Toujours lors des funérailles de Houn, Am avait constitué, avec un écheveau de soie et un écheveau (nāi) de coton mêlés, longs d’une brassée, la sāi chae, « ligne du cœur ». La

« ligne du cœur », d’abord posée, le premier jour des funérailles, sur le cercueil (chong) (annexe, photo I-7), avait le lendemain été emmenée au cimetière où une de ses extrémités avait été insérée dans la bouteille de sérum contenant les os du mort alors que l’autre s’élevait entre les pilotis de la maison et y entrait par la claire-voie du sol. C’est à travers elle, m’avaient expliqué les villageois, que respirent et circulent les principes vitaux du mort.

Là où la bougie représente clairement le destin de la personne, et entretient en cela des affinités évidentes avec le « chemin de vie » (sāi khǫ), la « ligne du cœur » (sāi chae) représente le flux vital, et évoque à la fois le khǫ comme cordon, et l’ensemble minh-nen-khǫ dont Cấm Trọng et Phan Hữu Dật (2005, p. 153-154) disent encore :

La vie est comme un fil qui relie, en plusieurs étapes, la terre au ciel. Chaque étape est expérimentée extérieurement par des phénomènes, tels maladies, infirmités, catastrophes, joies et tristesses, réussites et échecs… Chaque étape s’appelle kho ou khók.
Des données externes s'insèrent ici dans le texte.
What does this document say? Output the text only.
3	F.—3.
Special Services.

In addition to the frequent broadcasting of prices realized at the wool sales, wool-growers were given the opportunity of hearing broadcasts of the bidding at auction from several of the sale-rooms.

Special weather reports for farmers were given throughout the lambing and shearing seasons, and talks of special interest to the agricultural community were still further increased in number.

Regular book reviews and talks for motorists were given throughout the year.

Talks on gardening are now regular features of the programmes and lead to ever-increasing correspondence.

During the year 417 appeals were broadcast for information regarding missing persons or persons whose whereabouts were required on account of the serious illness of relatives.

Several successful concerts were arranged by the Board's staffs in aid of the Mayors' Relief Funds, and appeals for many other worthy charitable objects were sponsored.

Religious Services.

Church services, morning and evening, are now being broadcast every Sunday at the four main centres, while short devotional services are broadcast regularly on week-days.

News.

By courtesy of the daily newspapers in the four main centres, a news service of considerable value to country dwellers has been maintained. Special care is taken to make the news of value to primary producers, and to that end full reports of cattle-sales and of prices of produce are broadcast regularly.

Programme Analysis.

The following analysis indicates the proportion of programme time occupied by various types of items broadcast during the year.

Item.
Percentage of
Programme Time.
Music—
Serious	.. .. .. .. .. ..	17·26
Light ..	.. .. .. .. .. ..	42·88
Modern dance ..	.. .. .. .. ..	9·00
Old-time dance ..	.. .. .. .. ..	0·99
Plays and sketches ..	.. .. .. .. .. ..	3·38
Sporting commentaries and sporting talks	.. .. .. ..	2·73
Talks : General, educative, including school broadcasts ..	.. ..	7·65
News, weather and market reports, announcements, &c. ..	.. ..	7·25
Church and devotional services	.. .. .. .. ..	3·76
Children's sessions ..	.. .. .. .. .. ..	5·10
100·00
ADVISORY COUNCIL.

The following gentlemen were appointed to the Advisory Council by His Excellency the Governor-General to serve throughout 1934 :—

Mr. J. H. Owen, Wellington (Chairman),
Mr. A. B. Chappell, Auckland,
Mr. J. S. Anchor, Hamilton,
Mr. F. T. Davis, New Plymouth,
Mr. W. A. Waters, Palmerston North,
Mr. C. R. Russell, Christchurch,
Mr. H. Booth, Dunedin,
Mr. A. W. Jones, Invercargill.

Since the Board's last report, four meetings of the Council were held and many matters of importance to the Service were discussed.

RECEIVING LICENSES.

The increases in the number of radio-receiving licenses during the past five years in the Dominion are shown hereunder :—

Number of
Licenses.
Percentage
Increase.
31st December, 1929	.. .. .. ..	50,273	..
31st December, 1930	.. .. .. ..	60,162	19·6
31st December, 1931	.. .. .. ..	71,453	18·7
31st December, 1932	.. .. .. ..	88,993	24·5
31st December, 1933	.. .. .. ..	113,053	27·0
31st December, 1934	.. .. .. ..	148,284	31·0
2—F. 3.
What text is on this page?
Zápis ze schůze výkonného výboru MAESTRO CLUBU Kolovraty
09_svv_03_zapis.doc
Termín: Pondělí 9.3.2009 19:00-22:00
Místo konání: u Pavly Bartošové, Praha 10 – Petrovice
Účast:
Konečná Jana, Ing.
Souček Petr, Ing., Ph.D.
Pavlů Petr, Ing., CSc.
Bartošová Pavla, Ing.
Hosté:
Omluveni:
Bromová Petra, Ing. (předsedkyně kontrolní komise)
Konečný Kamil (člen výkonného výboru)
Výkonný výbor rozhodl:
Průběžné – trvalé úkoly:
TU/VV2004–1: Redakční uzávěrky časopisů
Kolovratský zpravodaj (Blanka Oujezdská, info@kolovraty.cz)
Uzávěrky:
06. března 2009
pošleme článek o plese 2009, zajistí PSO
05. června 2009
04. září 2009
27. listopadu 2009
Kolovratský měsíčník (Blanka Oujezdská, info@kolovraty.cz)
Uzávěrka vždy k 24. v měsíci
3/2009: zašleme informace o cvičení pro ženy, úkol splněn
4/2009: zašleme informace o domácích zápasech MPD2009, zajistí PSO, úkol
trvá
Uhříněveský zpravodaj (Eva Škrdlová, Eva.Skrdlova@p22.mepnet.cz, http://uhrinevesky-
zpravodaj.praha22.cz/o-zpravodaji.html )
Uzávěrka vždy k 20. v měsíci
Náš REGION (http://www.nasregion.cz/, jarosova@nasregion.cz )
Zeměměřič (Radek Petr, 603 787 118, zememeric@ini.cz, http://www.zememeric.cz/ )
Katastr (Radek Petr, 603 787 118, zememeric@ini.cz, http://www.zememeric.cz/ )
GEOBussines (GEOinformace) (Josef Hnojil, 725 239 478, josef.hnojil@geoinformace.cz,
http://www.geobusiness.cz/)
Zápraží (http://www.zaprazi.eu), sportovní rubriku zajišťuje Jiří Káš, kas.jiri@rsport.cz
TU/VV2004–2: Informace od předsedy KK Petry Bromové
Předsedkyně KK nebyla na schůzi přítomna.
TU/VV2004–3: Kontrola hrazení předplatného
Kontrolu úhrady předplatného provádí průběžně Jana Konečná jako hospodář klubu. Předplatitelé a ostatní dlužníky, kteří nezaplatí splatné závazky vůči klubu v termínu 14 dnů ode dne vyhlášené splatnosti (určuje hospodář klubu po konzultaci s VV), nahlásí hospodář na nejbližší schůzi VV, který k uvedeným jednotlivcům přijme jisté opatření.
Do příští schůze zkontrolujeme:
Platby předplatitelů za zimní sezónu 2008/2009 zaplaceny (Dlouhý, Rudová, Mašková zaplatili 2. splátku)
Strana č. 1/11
D’après kho, la vie est un fil très fragile, qui peut être cassé à n’importe quel moment (sai kho). 

Toujours selon Cấm Trọng (2003, p. 6), le minh et le nen « sont mis en place dans la zone céleste où règne Me Bâu ou Then Bâu, créatrice de l’homme et de l’âme », alors que le khǫ, situé lui aussi dans la zone de la Mǣ Bao, dépend du Thǣn Khǫ, une divinité chargée de le générer. Le « chemin de vie » (khǫ) d’une personne peut être long ou court, paisible ou semé d’embûches. La divinité qui le génère n’est connue de mes interlocuteurs, et en particulier des spécialistes rituels, que comme une fauteuse de troubles qu’il est nécessaire de se concilier par des offrandes, notamment à l’occasion d’un rite dont nous aurons l’occasion de reparler : la « cérémonie pour dénouer le destin » (sēn kǣ khǫ).

Si le bourgeon ou la pousse renvoient à la promesse de vie, la vie déjà là, dans sa continuité et dans sa durée, est représentée par un végétal transformé, le fil de coton. De même longueur que le mort1, la bougie entretient avec celui-ci un rapport métonymique.

Comme si la taille d’une personne, une fois capturée par le fil de coton, donnait aussi la mesure de son destin, de sa durée de vie, et permettait de la représenter dans son unicité.